Translate this page

AP English Language and Composition

Advanced Placement (AP) English Language and Composition is an AP course and exam that requires a lot of writing and analyzing. If you hate writing do NOT take this class! It's basically reading, analyzing, and writing speeches.

The English AP's are very special because they actually test a student's natural ability in that subject. It's not at all like biology or chemistry where if you don't know the material, you can't answer the question.

That being said, knowing what's on the exam gives one a HUGE advantage, as well as practicing the specific essay styles.

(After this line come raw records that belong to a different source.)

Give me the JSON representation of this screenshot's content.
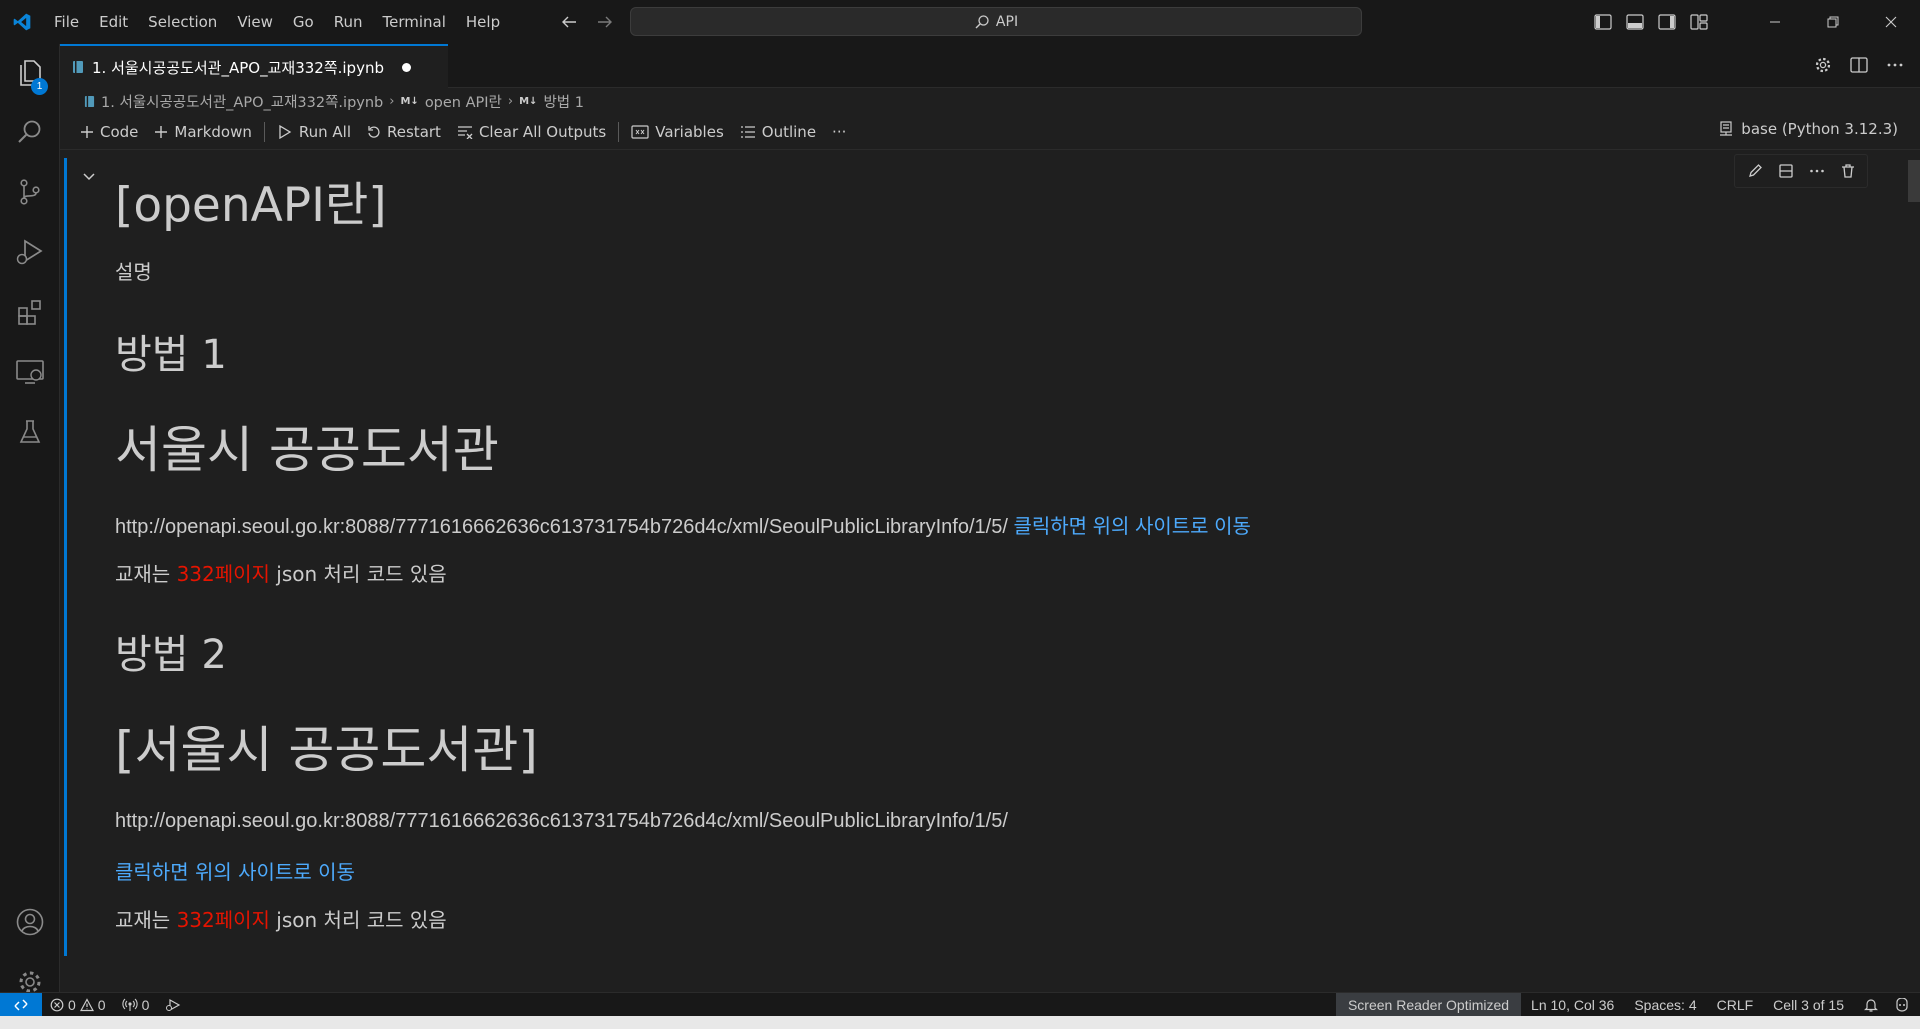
{
  "titlebar": {
    "menu": [
      "File",
      "Edit",
      "Selection",
      "View",
      "Go",
      "Run",
      "Terminal",
      "Help"
    ],
    "search_text": "API",
    "icons": [
      "vscode-logo-icon",
      "back-arrow-icon",
      "forward-arrow-icon",
      "search-icon",
      "toggle-primary-sidebar-icon",
      "toggle-panel-icon",
      "toggle-secondary-sidebar-icon",
      "customize-layout-icon",
      "minimize-icon",
      "restore-icon",
      "close-icon"
    ]
  },
  "activitybar": {
    "explorer_badge": "1",
    "icons": [
      "explorer-icon",
      "search-icon",
      "source-control-icon",
      "run-debug-icon",
      "extensions-icon",
      "remote-explorer-icon",
      "testing-icon",
      "accounts-icon",
      "manage-gear-icon"
    ]
  },
  "tab": {
    "label": "1. 서울시공공도서관_APO_교재332쪽.ipynb"
  },
  "breadcrumb": {
    "file": "1. 서울시공공도서관_APO_교재332쪽.ipynb",
    "md_marker": "M↓",
    "section1": "open API란",
    "section2": "방법 1"
  },
  "toolbar": {
    "code": "Code",
    "markdown": "Markdown",
    "run_all": "Run All",
    "restart": "Restart",
    "clear_outputs": "Clear All Outputs",
    "variables": "Variables",
    "outline": "Outline",
    "more": "···",
    "kernel": "base (Python 3.12.3)"
  },
  "cell": {
    "heading": "[openAPI란]",
    "desc": "설명",
    "method1": "방법 1",
    "title1": "서울시 공공도서관",
    "url1": "http://openapi.seoul.go.kr:8088/7771616662636c613731754b726d4c/xml/SeoulPublicLibraryInfo/1/5/",
    "link1": "클릭하면 위의 사이트로 이동",
    "note1_pre": "교재는 ",
    "note1_red": "332페이지",
    "note1_post": " json 처리 코드 있음",
    "method2": "방법 2",
    "title2": "[서울시 공공도서관]",
    "url2": "http://openapi.seoul.go.kr:8088/7771616662636c613731754b726d4c/xml/SeoulPublicLibraryInfo/1/5/",
    "link2": "클릭하면 위의 사이트로 이동",
    "note2_pre": "교재는 ",
    "note2_red": "332페이지",
    "note2_post": " json 처리 코드 있음"
  },
  "statusbar": {
    "errors": "0",
    "warnings": "0",
    "ports": "0",
    "screen_reader": "Screen Reader Optimized",
    "position": "Ln 10, Col 36",
    "spaces": "Spaces: 4",
    "eol": "CRLF",
    "cell": "Cell 3 of 15"
  },
  "colors": {
    "accent": "#0078d4",
    "link": "#4daafc",
    "highlight_red": "#e51400",
    "background": "#1f1f1f"
  }
}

Multiple choice suggestions: the Princeton Review has a nice review book, but the actual exam is like the old style SAT and ACT reading, just at a slightly higher level and with some MLA formatting questions. If you're good at the SAT and ACT reading style questions, you'll be fine. If not…try practicing but it really is a question of comprehension skills, specifically for non-fiction text.

Free response suggestions: It's important in all of the essays to go back to the prompt in each paragraph.

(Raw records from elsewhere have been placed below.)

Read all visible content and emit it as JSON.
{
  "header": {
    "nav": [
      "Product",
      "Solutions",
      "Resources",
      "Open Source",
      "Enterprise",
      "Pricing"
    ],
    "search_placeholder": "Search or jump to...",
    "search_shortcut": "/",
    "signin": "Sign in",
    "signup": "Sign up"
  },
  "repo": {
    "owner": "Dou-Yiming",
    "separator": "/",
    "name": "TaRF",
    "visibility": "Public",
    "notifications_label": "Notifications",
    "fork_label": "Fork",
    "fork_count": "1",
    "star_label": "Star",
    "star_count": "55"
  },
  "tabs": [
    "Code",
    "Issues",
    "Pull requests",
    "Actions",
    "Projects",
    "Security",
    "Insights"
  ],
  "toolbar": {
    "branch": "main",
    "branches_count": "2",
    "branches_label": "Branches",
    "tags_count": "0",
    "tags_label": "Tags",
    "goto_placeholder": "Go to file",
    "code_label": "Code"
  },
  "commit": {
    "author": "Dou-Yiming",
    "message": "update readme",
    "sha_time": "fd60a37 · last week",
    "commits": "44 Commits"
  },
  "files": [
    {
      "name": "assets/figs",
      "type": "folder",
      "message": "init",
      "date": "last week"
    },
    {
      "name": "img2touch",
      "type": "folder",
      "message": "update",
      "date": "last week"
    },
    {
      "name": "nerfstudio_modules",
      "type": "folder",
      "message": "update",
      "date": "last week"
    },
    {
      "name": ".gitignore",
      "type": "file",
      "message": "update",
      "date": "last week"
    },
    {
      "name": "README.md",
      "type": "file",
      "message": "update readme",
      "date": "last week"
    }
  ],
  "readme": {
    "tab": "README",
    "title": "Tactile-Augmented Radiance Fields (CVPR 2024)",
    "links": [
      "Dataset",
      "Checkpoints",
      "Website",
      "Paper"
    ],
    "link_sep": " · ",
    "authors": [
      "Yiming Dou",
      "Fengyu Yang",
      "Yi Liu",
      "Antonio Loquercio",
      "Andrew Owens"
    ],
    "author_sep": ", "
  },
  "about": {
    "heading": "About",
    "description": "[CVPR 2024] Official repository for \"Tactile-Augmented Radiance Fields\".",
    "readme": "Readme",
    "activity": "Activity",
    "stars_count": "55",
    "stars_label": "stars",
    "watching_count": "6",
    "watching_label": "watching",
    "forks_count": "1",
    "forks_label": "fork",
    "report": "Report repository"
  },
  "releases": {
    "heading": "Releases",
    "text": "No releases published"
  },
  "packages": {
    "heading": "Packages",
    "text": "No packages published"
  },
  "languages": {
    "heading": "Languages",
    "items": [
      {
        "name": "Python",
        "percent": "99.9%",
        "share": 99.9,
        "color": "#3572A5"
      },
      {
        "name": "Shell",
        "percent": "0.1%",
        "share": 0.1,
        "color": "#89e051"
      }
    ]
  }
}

#1 Synthesis essay: Do your own essay plan then look at the sources, readers will give you a low score if you are source heavy. The essay should be your own with a few citations (one per paragraph or so) to back up certain parts of your original argument. Incorporate your own rhetorical strategies, imagine it's a speech!

#2 Rhetoric analysis: Read the prompt carefully for it changes (look at the year), section the essay by tone change/rhetorical strategies or argument change. Write the essay in chronological order, about one section per paragraph. Usually the essays have important messages at the end (last quarter of the essay) that if included usually boost your analysis.

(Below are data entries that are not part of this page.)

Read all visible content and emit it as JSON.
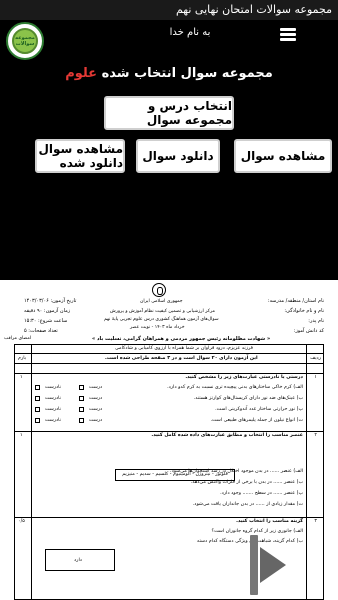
{
  "app": {
    "title": "مجموعه سوالات امتحان نهایی نهم"
  },
  "header": {
    "basmala": "به نام خدا",
    "logo_text": "مجموعه سوالات"
  },
  "main": {
    "title_prefix": "مجموعه سوال انتخاب شده ",
    "title_accent": "علوم",
    "select_button": "انتخاب درس و مجموعه سوال",
    "view_button": "مشاهده سوال",
    "download_button": "دانلود سوال",
    "view_downloaded_button": "مشاهده سوال  دانلود شده"
  },
  "colors": {
    "accent": "#e53935",
    "background": "#000000",
    "button_bg": "#ffffff"
  },
  "doc": {
    "right_col_1": "نام استان/ منطقه/ مدرسه:",
    "right_col_2": "نام و نام خانوادگی:",
    "right_col_3": "نام پدر:",
    "right_col_4": "کد دانش آموز:",
    "left_col_1": "تاریخ آزمون: ۱۴۰۳/۰۳/۰۶",
    "left_col_2": "زمان آزمون: ۹۰ دقیقه",
    "left_col_3": "ساعت شروع: ۱۵:۳۰",
    "left_col_4": "تعداد صفحات: ۵",
    "center_1": "مرکز ارزشیابی و تضمین کیفیت نظام آموزش و پرورش",
    "center_2": "سوال‌های آزمون هماهنگ کشوری درس علوم تجربی پایهٔ نهم",
    "center_3": "خرداد ماه ۱۴۰۳ - نوبت عصر",
    "seal_text": "جمهوری اسلامی ایران",
    "slogan": "« شهادت مظلومانه رئیس جمهور مردمی و همراهان گرامی، تسلیت باد »",
    "notice": "فرزند عزیزم، درود فراوان بر شما همراه با آرزوی کامیابی و شادکامی",
    "exam_info": "این آزمون دارای ۲۰ سوال است و در ۳ صفحه طراحی شده است.",
    "proctor": "امضای مراقب",
    "col_row": "ردیف",
    "col_score": "بارم",
    "q1_title": "درستی یا نادرستی عبارت‌های زیر را مشخص کنید.",
    "q1_a": "الف) کرم خاکی ساختار‌های بدنی پیچیده تری نسبت به کرم کدو دارد.",
    "q1_b": "ب) عینک‌های ضد نور دارای کریستال‌های کوارتز هستند.",
    "q1_c": "پ) نور حرارتی ساختار غدد آندوکرینی است.",
    "q1_d": "ت) انواع نیلون از جمله پلیمرهای طبیعی است.",
    "q2_title": "عنصر مناسب را انتخاب و مطابق عبارت‌های داده شده کامل کنید.",
    "q2_chain": "فلوئور - نیتروژن - آلومینیوم - کلسیم - سدیم - منیزیم",
    "q2_a": "الف) عنصر ...... در بدن موجود اختلال در رشد استخوان‌ها می‌شود.",
    "q2_b": "ب) عنصر ...... در بدن با برخی از فلزات واکنش می‌دهد.",
    "q2_c": "پ) عنصر ...... در سطح ....... وجود دارد.",
    "q2_d": "ت) مقدار زیادی از ...... در بدن جانداران یافت می‌شود.",
    "q3_title": "گزینه مناسب را انتخاب کنید.",
    "q3_a": "الف) جانوری زیر از کدام گروه جانوران است؟",
    "q3_b": "ب) کدام گزینه، شباهت‌های ویژگی دستگاه کدام دسته",
    "q3_img_label": "دارد",
    "true_label": "درست",
    "false_label": "نادرست",
    "score_1": "۱",
    "score_2": "۱",
    "score_3": "۰/۵",
    "row_1": "۱",
    "row_2": "۲",
    "row_3": "۳"
  }
}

#3: Free response: Use as many real word examples, maybe a fictional example for every two/three real examples. Avoid hypotheticals!

Try to practice the MC and FRQ. Find your weak spot and work on that (mine was planning FRQ#3, I couldn't think of examples so my teacher recommended just doing the planning for five different essays-it worked!).

At the end of the day...it's English. If you're good at it you're pretty much good for the exam.